In an article published on the Vogue website, Enninful describes the models (Adut Akech, Anok Yai, Majesty Amare, Amar Akway, Janet Jumbo, Maty Fall, Nyagua Ruea, Abény Nhial and Akon Changkou) as “a powerful cohort of ruling and aspiring Superstars who not only rule the runways and dominate campaigns, but have also changed the lens through which fashion is seen around the world.”

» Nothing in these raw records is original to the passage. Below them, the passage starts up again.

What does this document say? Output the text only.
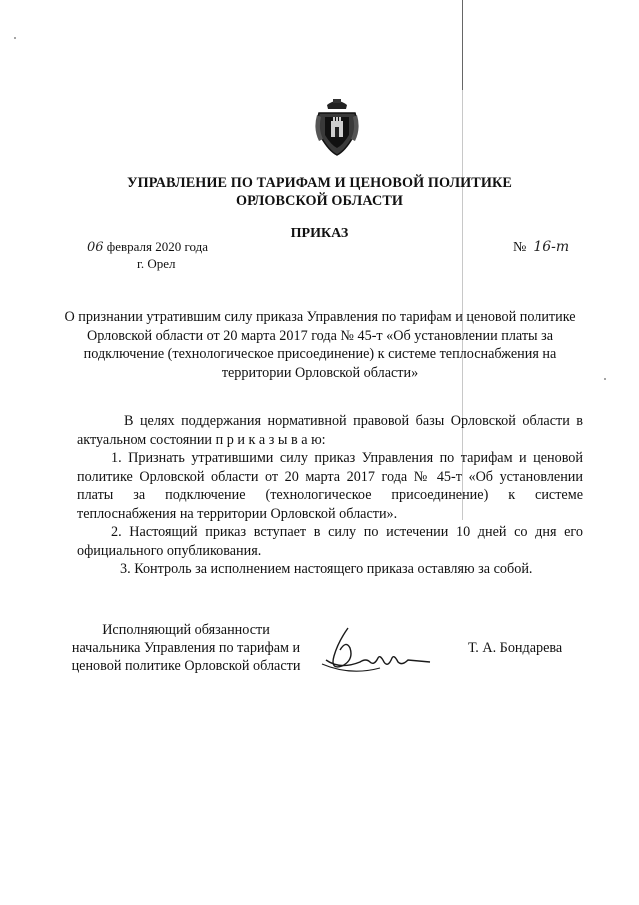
УПРАВЛЕНИЕ ПО ТАРИФАМ И ЦЕНОВОЙ ПОЛИТИКЕ
ОРЛОВСКОЙ ОБЛАСТИ
ПРИКАЗ
06 февраля 2020 года
г. Орел
№ 16-т
О признании утратившим силу приказа Управления по тарифам и ценовой политике Орловской области от 20 марта 2017 года № 45-т «Об установлении платы за подключение (технологическое присоединение) к системе теплоснабжения на территории Орловской области»

В целях поддержания нормативной правовой базы Орловской области в актуальном состоянии п р и к а з ы в а ю:

1. Признать утратившими силу приказ Управления по тарифам и ценовой политике Орловской области от 20 марта 2017 года № 45-т «Об установлении платы за подключение (технологическое присоединение) к системе теплоснабжения на территории Орловской области».

2. Настоящий приказ вступает в силу по истечении 10 дней со дня его официального опубликования.

3. Контроль за исполнением настоящего приказа оставляю за собой.

Исполняющий обязанности
начальника Управления по тарифам и
ценовой политике Орловской области
Т. А. Бондарева
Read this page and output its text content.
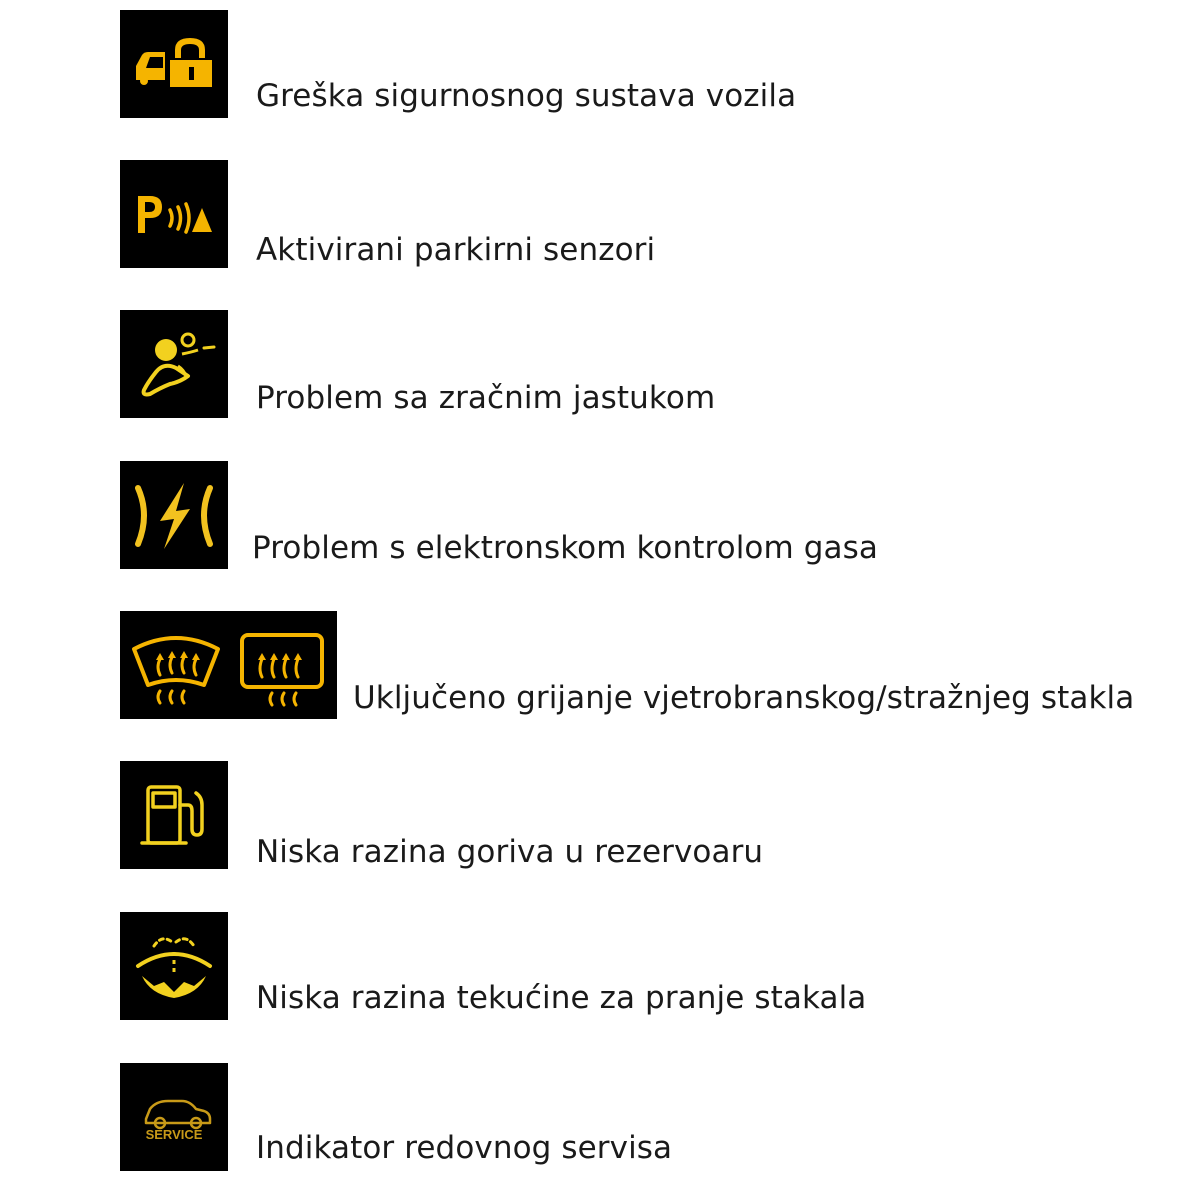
Greška sigurnosnog sustava vozila
Aktivirani parkirni senzori
Problem sa zračnim jastukom
Problem s elektronskom kontrolom gasa
Uključeno grijanje vjetrobranskog/stražnjeg stakla
Niska razina goriva u rezervoaru
Niska razina tekućine za pranje stakala
SERVICE Indikator redovnog servisa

He added: “No longer just one or two black girls mingled behind the scenes, but a multitude of top models took a significant, significant and equal place among the most successful women working in fashion today. It means so much to me to see that.”
Adut Akech on the cover of British Vogue Credit: By Rafael Pavarotti/British Vogue
“We want us like us”
A cover is the highest distinction a magazine can bestow on a subject, and historically, black women have rarely been given that honor.
So when black women appear on the covers of high-profile magazines like Vogue, those images circulate widely; we feel seen, celebrated and recognized. That’s why this Vogue cover feels personal to a lot of black women, especially black ones like me.
What I’ve found is that many of us want to love these images, but can’t shake a sense of uneasiness rooted in deeper issues with beauty standards that have shut us out for so long.
British Vogue under fire for February cover
Many online critics felt the images were fetishized and pandering to a white gaze, ironically given that the editorial team behind them was made up almost entirely of people of African descent.
Ghanaian writer Natasha Akua wrote in a private message on Instagram: “When I saw it I was immediately shocked… I feel like I know what statement he was trying to make visually, but turning these black models into this weird tableau, straight out of a horror movie just felt instinctively wrong.”
“Why darken their skin beyond recognition?” She asked. “Making a statement about feeling unapologetically black? Unapologetically black means being who you are and doesn’t require that kind of hyperbole.”
While South Sudanese stand-up comic and social commentator Akau Jambo wrote, “This is not art, this is black skin porn. black fetish reverse whitening.”
“This image is pure manipulation,” he told me over the phone. “They do that with South Sudanese models to tell a story about Africa, and people say we don’t understand the artist’s perspective, but you can tell a story and project a false narrative.”
“We don’t want you to make us the black guy you want.
It’s undeniable that Enninful and his team have made tremendous strides in promoting diversity since he replaced Shulman as editor-in-chief of British Vogue. His first cover was multiracial model Adwoa Aboah and he has also featured Dame Judi Dench, who at 85 was the magazine’s oldest cover star.
He dedicated the September 2020 cover to 20 activists, including Manchester United footballer and free school meal advocate Marcus Rashford, photographed by Misan Harriman – the first black man to photograph a cover of British Vogue.
Many of the people who have contacted me didn’t want to criticize the February cover because of the work Enninful has been doing at Vogue, but we can’t be afraid to hold even our African brothers and sisters accountable if the need arises .
Change doesn’t happen overnight and open conversations and debates are essential as we make progress towards achieving the representation we all want to see.